Un petit peu d'histoire
Au Moyen Âge, le pèlerin qui voulait partir sur un Chemin de Compostelle devait demander
une lettre de créance à son évêque, seule autorité qui pouvait donner cette autorisation.
Le pèlerin devait être un bon chrétien et être reconnu comme tel par ses concitoyens. Une petite
enquête précédait généralement la remise de la lettre.
Une fois la lettre obtenue, le futur pèlerin faisait son testament, car il n'était pas sûr de
pouvoir revenir. Plusieurs mouraient en route, soit de maladies, soit victimes des bandits ou
des loups croisés dans les régions montagneuses. Quelques-uns, trop faibles pour revenir,
s'installaient le long du Camino francés, leur pèlerinage accompli. Ce voyage pouvait
durer cinq, dix ans, selon la distance à parcourir.
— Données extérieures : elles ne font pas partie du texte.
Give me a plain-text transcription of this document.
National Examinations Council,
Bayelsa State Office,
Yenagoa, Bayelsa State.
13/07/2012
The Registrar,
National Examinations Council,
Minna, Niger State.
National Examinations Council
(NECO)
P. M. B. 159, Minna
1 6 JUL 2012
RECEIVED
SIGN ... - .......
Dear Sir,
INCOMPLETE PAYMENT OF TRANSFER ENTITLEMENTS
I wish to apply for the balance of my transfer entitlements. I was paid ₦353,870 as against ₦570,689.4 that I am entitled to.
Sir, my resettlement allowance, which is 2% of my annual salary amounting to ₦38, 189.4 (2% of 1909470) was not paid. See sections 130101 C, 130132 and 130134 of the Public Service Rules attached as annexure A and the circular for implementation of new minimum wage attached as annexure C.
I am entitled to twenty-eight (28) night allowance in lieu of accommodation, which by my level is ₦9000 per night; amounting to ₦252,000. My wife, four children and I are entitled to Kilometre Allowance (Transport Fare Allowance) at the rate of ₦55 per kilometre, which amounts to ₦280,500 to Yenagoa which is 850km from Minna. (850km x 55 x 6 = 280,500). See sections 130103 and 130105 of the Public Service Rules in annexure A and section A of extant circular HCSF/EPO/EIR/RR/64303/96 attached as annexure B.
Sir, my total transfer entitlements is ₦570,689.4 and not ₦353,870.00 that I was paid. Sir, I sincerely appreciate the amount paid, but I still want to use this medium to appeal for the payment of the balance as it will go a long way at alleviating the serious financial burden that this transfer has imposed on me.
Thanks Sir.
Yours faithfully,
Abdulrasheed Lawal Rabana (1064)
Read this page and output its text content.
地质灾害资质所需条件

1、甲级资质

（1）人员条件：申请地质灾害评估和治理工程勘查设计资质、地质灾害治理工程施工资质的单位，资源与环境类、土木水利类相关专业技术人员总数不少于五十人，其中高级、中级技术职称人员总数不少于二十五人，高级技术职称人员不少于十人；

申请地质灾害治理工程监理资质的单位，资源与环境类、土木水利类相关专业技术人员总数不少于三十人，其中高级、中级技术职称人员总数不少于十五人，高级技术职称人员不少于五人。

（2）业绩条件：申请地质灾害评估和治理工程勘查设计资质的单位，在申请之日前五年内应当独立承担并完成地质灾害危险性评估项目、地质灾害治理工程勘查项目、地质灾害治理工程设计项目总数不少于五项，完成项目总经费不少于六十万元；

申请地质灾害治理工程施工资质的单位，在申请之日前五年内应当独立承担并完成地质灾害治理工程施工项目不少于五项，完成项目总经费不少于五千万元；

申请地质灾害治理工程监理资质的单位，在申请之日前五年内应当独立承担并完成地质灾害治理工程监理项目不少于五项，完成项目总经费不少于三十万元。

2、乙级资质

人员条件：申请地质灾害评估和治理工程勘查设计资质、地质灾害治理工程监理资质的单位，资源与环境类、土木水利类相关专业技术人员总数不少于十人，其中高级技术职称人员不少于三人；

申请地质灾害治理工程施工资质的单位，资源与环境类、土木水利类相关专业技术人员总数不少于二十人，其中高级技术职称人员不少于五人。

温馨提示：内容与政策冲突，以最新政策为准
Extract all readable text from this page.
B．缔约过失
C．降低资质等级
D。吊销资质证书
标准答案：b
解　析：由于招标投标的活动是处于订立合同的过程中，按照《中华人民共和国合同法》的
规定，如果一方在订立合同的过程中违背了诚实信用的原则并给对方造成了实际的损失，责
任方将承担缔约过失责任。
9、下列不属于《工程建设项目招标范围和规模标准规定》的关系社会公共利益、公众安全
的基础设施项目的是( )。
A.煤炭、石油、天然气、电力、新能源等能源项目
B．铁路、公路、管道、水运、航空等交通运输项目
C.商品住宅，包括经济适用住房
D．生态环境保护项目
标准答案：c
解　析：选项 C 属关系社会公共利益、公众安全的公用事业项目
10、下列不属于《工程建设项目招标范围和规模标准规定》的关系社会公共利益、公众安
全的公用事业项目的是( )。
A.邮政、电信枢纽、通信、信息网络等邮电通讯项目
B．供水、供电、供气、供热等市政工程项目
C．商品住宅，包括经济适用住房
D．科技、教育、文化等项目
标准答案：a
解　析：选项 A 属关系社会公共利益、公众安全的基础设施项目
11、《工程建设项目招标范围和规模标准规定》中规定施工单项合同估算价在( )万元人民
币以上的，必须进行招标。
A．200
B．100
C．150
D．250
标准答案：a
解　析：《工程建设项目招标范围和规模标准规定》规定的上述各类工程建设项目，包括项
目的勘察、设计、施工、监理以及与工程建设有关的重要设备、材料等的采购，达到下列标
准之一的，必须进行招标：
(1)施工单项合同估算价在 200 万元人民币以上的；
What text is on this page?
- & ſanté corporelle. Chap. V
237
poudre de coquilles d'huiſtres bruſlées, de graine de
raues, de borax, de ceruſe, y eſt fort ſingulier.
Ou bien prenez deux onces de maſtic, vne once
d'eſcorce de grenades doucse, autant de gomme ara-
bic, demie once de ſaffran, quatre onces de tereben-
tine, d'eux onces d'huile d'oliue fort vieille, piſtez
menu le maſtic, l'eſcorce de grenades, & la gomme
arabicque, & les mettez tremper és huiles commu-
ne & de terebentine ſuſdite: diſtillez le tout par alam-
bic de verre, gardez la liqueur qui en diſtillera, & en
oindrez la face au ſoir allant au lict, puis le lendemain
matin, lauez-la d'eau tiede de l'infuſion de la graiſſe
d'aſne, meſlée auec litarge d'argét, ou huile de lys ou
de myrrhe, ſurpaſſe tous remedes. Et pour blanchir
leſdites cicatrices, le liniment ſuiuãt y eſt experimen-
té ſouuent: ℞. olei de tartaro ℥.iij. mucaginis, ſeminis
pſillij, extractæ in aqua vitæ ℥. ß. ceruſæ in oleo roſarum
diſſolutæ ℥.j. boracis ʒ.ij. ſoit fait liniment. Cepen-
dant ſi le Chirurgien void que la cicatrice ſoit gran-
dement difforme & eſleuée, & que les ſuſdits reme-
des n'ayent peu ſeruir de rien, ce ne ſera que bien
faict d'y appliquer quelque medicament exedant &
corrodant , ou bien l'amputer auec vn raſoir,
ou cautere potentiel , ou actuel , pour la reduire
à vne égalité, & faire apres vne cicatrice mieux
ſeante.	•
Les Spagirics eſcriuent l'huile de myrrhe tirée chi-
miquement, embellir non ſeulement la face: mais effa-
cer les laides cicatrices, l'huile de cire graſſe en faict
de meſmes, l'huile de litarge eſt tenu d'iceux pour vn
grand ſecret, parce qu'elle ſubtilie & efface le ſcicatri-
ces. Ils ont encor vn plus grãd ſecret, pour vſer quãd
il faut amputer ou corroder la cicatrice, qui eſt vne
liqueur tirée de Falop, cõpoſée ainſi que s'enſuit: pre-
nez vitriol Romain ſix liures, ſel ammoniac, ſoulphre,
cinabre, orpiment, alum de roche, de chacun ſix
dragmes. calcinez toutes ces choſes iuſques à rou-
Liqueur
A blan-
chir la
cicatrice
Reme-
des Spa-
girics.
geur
Le jour du départ, le pèlerin assistait à la messe avec les gens de sa paroisse et recevait
la bénédiction du curé. Durant la cérémonie, le prêtre bénissait une petite pierre que le
pèlerin devait apporter et lancer dans son dos au pied de la Cruz de Hiero (la Coix de fer),
peu après Rabanal del Camino. Comme cette petite pierre contenait tous les vœux des
gens de la paroisse, le pèlerin devait tout faire pour la protéger.
La cérémonie terminée, le pèlerin faisait ses adieux à sa famille, à ses amis qui l'accompagnaient
en cortège jusqu'au prochain village. Les gens le quittaient au milieu des larmes, ne sachant
pas s'ils le reverraient un jour. Le pèlerin prononçait alors la phrase magique : « Je reviendrai
si Dieu le veut ».
Le pèlerin devait présenter sa lettre de créance à chaque fois qu'il arrivait dans un refuge
pour pèlerin. Comme il ne portait que très peu d'argent, il devait souvent s'arrêter pour
travailler quelques jours dans les « domaines » consacrés pour les pèlerins et administrés
par des ordres religieux, que l'on appelait aussi en espagnol. Comme fruit de son travail,
il recevait un sauf-conduit qui lui permettait d'être reçu dans le prochain domaine. Ainsi
de domaine en domaine, au bout de quelques années, il atteignait Santiago de Compostela,
à l'ouest de l'Espagne.
S'il décidait de revenir chez lui, il devait faire les mêmes démarches, mais en sens inverse.
Cette fois, cependant, il portait fièrement sa coquille de saint Jacques. Ce qui, dit-on, le
protégeait de tous les dangers.
Et aujourd'hui
La credencial est un document que l'on se procure avant le départ du Québec ou à
certains endroits en France ou en Espagne. Ce document donne accès aux refuges - albergue
en Espagne, et gîtes chrétiens en France. Ailleurs, il est facultatif. On y fait apposer
un tampon caractéristique du gîte ou d'une association de pèlerins. Ce document sert de
preuve de son passage dans ces gîtes et permet l'obtention de la compostela à Saint-Jacques
de Compostelle aux personnes qui ont marché au moins les 100 derniers kilomètres (ou qui ont
fait à vélo au moins les 200 derniers kilomètres).
Ce carnet de pèlerin s'obtient moyennant certaines conditions précisées plus loin et
est remis normalement lors de Coups d'envoi régionaux. On peut aussi le recevoir par la poste.
Les Coups d'envoi sont des moments forts de la démarche : en effet, ils permettent aux
regroupements régionaux de notre association de manifester leur solidarité aux pèlerins
partants en leur remettant leur credencial au moment d'une activité spécialement conçue pour
l'occasion. Au Moyen-Âge, les gens du village accompagnaient le pèlerin jusqu'au village
voisin, aujourd'hui, nous avons cette façon différente de leur signifier notre soutien.
Les pèlerins qui souhaiteraient recevoir leur credencial dans une autre région que la leur
peuvent aussi faire ce choix, si le moment leur convient mieux.